03.07.2022 Die bisherige AfD-Fraktion im niedersächsischen Landtag zerbrach im Streit - kehrt die Partei nach der Landtagswahl wieder in Fraktionsstärke zurück? Um das zu schaffen, bestimmte die Partei ihren Spitzenkandidaten.

Stefan Marzischewski-Drewes, Spitzenkandidat der AfD Niedersachsen für die Landtagswahl im Oktober. © Philipp Schulze/dpa

Die niedersächsische AfD hat den Gifhorner Arzt Stefan Marzischewski-Drewes zum Spitzenkandidaten für die Landtagswahl im Oktober gewählt. Die 107 Delegierten der Aufstellungsversammlung in Dötlingen im Landkreis Oldenburg bestimmten am Samstag mit großer Mehrheit, dass der 56-Jährige die Landesliste anführen soll. In seiner Rede kritisierte er das Bildungssystem und forderte die Abschaffung der Straßenausbaubeiträge.

«Stefan Marzischewski ist Niedersachse durch und durch. Er kommt mitten aus dem Berufsleben und weiß um die Probleme und Sorgen der Bürger - auch und gerade um die der Menschen im ländlichen Raum», sagte Frank Rinck, der erst Ende Mai zum neuen Landesvorsitzenden gewählt wurde. Er trat nicht an, weil er bereits ein Bundestagsmandat hat.
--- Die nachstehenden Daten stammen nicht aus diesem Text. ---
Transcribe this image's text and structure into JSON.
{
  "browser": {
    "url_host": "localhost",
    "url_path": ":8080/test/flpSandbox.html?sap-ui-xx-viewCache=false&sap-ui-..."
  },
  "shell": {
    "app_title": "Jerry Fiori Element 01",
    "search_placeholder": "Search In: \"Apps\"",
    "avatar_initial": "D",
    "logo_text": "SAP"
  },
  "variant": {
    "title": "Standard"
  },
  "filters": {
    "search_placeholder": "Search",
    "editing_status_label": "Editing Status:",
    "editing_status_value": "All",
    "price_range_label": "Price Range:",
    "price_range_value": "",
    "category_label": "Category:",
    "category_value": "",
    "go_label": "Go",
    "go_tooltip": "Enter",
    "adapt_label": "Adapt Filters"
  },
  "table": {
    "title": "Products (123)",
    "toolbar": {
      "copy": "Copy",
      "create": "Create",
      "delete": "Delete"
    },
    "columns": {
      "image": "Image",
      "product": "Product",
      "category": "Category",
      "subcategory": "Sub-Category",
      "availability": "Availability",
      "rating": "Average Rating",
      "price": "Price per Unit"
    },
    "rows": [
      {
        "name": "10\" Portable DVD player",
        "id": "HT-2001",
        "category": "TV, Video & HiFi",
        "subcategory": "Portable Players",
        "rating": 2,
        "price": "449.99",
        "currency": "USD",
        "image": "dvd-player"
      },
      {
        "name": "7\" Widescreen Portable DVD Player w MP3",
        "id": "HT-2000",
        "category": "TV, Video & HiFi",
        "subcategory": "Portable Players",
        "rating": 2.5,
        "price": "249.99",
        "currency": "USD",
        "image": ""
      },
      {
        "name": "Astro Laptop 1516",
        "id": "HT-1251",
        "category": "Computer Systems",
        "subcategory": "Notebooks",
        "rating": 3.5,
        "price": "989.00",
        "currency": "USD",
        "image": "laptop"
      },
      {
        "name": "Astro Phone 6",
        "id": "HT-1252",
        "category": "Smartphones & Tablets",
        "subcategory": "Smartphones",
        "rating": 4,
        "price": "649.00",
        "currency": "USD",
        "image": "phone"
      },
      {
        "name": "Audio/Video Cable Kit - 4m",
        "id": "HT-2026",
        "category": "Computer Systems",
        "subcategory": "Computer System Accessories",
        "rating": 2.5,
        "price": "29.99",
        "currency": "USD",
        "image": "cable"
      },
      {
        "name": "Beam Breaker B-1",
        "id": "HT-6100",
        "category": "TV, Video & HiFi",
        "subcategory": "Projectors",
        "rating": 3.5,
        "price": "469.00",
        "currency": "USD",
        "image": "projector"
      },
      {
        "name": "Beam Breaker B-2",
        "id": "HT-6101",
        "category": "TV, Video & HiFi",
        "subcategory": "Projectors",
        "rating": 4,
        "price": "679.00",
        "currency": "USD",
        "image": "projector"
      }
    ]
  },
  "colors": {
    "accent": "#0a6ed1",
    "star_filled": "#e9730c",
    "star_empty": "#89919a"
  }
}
Als Nummer zwei der Landesliste wurde der stellvertretende Landesvorsitzende, Ansgar Schledde, bestimmt. Der 44 Jahre alte Bauunternehmer und Maurermeister ging in seiner Bewerbungsrede unter anderem auf die Energiewende ein - und sprach sich für die Kernkraft aus.

Mehrere Hundert Polizisten sicherten den Veranstaltungsort. Ohne Einladung konnte niemand das abgesperrte Gelände betreten. Mehr als 100 Menschen hatten sich davor zu einer friedlichen Kundgebung versammelt. Die Aufstellungsversammlung sollte am Sonntag fortgesetzt werden - und auch am kommenden Wochenende.

In den jüngsten Umfragen lag die AfD bei sechs bis sieben Prozent - damit würde sie wieder in Fraktionsstärke in den niedersächsischen Landtag einziehen. Die bisherige AfD-Fraktion war 2020 aufgelöst worden, nachdem drei der neun Mitglieder wegen eines Führungsstreits ausgetreten waren. Die Mindestgröße für eine Fraktion wurde damit unterschritten.